The new system acts like an extra layer between AmEx and its clients' own cash facilities--be they another credit card, a debit card (even a competitor's one) or a bank account. The idea is that it'll facilitate digital transactions online, cash extraction from ATMs, and person-to-person payments from a computer or smartphone.
If that sounds unremarkable, that's because it's intended to be so, at least at first. Serve's genesis is simply a traditional payment-clearing system that'll work anywhere an existing AmEx card is accepted. But the system is actually all about infrastructure changes and a more future-focused business model inside American Express itself, and ultimately the company will evolve the way Serve works to embrace the imminent wave of novel digital transaction technology. According to the company's Group President of Enterprise Growth Dan Schulman, the idea is genuinely to "put into place a platform--not a card, or an e-wallet--that enables digital payments and commerce that allows consumers and merchants to seamlessly move between online and offline."
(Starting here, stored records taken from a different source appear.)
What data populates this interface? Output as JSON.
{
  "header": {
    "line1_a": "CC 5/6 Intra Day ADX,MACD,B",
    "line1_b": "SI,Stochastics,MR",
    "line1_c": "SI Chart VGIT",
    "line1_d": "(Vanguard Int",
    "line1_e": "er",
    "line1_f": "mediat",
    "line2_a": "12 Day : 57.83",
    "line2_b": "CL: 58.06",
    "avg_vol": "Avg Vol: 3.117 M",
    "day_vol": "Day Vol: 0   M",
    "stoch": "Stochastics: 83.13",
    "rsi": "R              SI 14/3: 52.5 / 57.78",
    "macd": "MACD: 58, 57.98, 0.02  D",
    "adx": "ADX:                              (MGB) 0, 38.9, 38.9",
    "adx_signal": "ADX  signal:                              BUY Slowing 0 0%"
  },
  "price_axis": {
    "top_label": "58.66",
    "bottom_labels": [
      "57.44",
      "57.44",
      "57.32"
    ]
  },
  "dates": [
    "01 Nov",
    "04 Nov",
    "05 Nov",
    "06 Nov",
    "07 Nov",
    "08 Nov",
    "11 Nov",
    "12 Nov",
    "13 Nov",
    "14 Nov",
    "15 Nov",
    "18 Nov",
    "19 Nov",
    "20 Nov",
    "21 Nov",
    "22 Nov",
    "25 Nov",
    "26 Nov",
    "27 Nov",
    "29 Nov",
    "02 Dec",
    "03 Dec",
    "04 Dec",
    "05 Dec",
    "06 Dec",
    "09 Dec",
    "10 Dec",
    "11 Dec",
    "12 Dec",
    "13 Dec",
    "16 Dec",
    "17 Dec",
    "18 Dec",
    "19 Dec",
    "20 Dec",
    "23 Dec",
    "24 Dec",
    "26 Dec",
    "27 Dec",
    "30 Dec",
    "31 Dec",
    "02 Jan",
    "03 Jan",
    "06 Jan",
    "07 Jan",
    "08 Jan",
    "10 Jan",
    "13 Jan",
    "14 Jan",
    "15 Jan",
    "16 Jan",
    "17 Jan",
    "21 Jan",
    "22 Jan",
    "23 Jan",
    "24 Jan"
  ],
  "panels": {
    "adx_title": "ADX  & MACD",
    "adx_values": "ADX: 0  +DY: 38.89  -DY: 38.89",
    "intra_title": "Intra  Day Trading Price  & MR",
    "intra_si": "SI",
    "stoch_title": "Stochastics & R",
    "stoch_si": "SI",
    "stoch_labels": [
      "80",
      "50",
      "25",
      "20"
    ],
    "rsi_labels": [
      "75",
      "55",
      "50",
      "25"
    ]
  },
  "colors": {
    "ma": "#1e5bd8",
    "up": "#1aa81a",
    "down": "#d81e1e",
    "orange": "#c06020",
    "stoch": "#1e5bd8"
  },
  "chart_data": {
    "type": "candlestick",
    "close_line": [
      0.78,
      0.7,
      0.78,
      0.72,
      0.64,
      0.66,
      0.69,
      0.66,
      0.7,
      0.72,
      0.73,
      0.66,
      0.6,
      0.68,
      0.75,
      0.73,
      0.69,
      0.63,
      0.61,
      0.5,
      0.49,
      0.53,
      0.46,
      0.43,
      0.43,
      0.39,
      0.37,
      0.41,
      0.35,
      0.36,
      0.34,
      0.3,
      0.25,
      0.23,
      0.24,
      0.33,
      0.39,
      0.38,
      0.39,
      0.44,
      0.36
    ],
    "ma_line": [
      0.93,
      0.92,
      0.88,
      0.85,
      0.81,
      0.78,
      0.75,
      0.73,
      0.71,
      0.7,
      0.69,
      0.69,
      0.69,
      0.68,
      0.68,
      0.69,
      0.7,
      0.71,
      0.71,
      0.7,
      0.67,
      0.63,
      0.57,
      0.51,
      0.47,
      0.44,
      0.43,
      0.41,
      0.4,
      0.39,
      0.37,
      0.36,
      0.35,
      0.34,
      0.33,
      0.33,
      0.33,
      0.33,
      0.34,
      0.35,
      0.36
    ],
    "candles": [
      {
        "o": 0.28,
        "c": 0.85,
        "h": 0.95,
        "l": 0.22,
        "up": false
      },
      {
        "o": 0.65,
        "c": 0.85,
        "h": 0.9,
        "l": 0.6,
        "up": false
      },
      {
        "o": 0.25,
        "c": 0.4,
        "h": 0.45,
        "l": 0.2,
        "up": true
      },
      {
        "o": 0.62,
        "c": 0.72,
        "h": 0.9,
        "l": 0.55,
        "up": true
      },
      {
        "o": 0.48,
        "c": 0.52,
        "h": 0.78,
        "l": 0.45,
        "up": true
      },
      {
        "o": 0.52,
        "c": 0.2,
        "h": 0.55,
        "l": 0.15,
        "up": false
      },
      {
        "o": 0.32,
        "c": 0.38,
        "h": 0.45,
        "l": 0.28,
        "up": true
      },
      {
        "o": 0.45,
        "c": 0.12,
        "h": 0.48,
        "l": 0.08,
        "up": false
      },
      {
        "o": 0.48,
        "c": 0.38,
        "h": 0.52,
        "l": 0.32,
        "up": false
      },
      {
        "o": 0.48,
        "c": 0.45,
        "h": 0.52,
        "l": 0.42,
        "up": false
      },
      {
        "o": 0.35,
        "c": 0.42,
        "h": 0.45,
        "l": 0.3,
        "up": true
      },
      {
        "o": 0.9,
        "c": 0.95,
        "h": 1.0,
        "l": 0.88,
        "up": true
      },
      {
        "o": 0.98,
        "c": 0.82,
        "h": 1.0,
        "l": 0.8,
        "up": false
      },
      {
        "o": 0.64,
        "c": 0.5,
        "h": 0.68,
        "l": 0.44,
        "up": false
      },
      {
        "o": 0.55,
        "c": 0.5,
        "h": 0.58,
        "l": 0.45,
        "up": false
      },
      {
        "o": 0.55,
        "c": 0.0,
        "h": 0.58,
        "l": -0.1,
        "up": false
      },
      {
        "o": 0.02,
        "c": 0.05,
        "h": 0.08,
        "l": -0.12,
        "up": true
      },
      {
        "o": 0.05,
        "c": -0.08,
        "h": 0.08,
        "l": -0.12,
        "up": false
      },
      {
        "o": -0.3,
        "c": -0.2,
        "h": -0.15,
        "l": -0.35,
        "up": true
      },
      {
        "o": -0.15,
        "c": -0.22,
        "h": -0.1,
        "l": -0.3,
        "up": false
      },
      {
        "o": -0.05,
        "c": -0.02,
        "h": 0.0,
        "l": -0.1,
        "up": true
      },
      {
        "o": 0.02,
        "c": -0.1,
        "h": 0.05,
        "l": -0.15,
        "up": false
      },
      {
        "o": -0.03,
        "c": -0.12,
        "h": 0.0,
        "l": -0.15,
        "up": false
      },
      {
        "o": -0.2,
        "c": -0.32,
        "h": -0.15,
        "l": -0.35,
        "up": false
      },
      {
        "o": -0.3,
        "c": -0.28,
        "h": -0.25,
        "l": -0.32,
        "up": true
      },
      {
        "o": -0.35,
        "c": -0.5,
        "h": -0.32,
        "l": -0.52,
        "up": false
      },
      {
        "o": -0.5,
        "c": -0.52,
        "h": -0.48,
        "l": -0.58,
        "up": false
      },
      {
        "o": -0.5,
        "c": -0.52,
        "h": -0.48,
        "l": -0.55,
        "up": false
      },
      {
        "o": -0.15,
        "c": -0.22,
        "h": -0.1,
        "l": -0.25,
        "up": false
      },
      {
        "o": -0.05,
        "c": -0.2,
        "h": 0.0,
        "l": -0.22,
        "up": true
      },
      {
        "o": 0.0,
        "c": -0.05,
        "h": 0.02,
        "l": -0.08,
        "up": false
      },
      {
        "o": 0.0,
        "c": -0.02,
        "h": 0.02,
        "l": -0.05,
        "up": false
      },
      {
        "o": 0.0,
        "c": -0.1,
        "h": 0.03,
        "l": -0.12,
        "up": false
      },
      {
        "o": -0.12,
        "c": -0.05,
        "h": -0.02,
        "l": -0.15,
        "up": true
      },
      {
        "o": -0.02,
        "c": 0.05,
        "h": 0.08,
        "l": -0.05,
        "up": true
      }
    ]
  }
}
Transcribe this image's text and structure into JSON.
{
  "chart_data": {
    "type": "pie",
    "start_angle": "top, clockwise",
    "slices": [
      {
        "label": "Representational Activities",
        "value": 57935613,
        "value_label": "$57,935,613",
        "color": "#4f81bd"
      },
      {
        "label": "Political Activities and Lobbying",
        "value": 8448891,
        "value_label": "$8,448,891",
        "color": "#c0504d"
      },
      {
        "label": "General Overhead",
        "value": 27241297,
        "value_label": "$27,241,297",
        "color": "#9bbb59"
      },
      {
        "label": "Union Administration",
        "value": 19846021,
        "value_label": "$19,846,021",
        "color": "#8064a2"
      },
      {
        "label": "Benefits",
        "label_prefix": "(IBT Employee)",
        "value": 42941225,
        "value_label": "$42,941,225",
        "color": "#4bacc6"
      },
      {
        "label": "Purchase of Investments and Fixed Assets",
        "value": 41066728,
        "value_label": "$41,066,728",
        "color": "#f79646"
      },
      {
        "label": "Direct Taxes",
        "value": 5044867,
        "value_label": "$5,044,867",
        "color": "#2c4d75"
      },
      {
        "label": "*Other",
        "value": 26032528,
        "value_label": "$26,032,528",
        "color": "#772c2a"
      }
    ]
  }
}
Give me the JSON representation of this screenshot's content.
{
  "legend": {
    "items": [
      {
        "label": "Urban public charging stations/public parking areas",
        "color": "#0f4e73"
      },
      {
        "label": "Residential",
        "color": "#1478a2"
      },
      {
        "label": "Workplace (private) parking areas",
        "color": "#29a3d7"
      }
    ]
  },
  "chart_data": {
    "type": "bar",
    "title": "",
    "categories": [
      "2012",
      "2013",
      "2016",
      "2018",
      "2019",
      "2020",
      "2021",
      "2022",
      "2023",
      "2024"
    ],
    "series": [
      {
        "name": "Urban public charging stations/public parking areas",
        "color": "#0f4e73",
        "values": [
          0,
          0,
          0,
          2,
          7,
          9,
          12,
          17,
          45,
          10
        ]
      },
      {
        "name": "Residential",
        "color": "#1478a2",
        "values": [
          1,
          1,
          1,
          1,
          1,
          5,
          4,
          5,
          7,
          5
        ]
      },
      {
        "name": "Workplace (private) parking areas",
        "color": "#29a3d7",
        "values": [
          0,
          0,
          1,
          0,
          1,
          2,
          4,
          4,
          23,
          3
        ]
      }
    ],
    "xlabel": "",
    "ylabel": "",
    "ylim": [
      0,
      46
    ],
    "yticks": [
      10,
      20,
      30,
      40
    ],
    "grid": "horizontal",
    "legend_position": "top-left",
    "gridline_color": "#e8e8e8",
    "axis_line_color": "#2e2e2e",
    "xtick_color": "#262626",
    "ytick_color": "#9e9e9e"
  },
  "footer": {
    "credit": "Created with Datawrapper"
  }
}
Dig through the business-speak there, and you'll discover that AmEx has seen the writing on the wall from innovations like Square  (which enables cheap and simple client-merchant credit payments that short-circuit the usual cash clearing systems), Google 's and MasterCard's  embrace of NFC, Visa's  structural changes  and a horde of patents from big tech players like Apple  that promise to re-write how we think about digital cash and threaten to overturn the business of old players like AmEx. Interestingly, Schulman is skeptical about NFC, seeing it as merely an "uninteresting" "form factor shift" in its current incarnation--(although critics would say it would seem Schulman hasn't been reading Apple's  and Google's patents  too closely--their smartphone interactivity could quickly take NFC far beyond a mere form-factor shift).
Serve comes from AmEx's $300 million acquisition of Net-payments firm Revolution Money. What sets it apart is instant accessibility from Apple and Android apps, its cross-platform nature, and the fact it's distinctly distanced from the AmEx brand (which Schulman thinks will help AmEx break into a younger demographic). Plus, since the card is technically considered a "pre-pay" card, it's treated differently at all levels of transaction: Consumer fees for using it are waived for at least the first half-year, the first ATM withdrawal per month is free (later ones cost $2)--ostensibly because AmEx already has your money, so they can afford to let you access it less expensively. Merchant rates for accepting Serve will also be discounted compared to traditional cards, again because AmEx already has control of client's funds, so it doesn't have to collect them at an indeterminate time in the future--something that affects how its traditional business model works.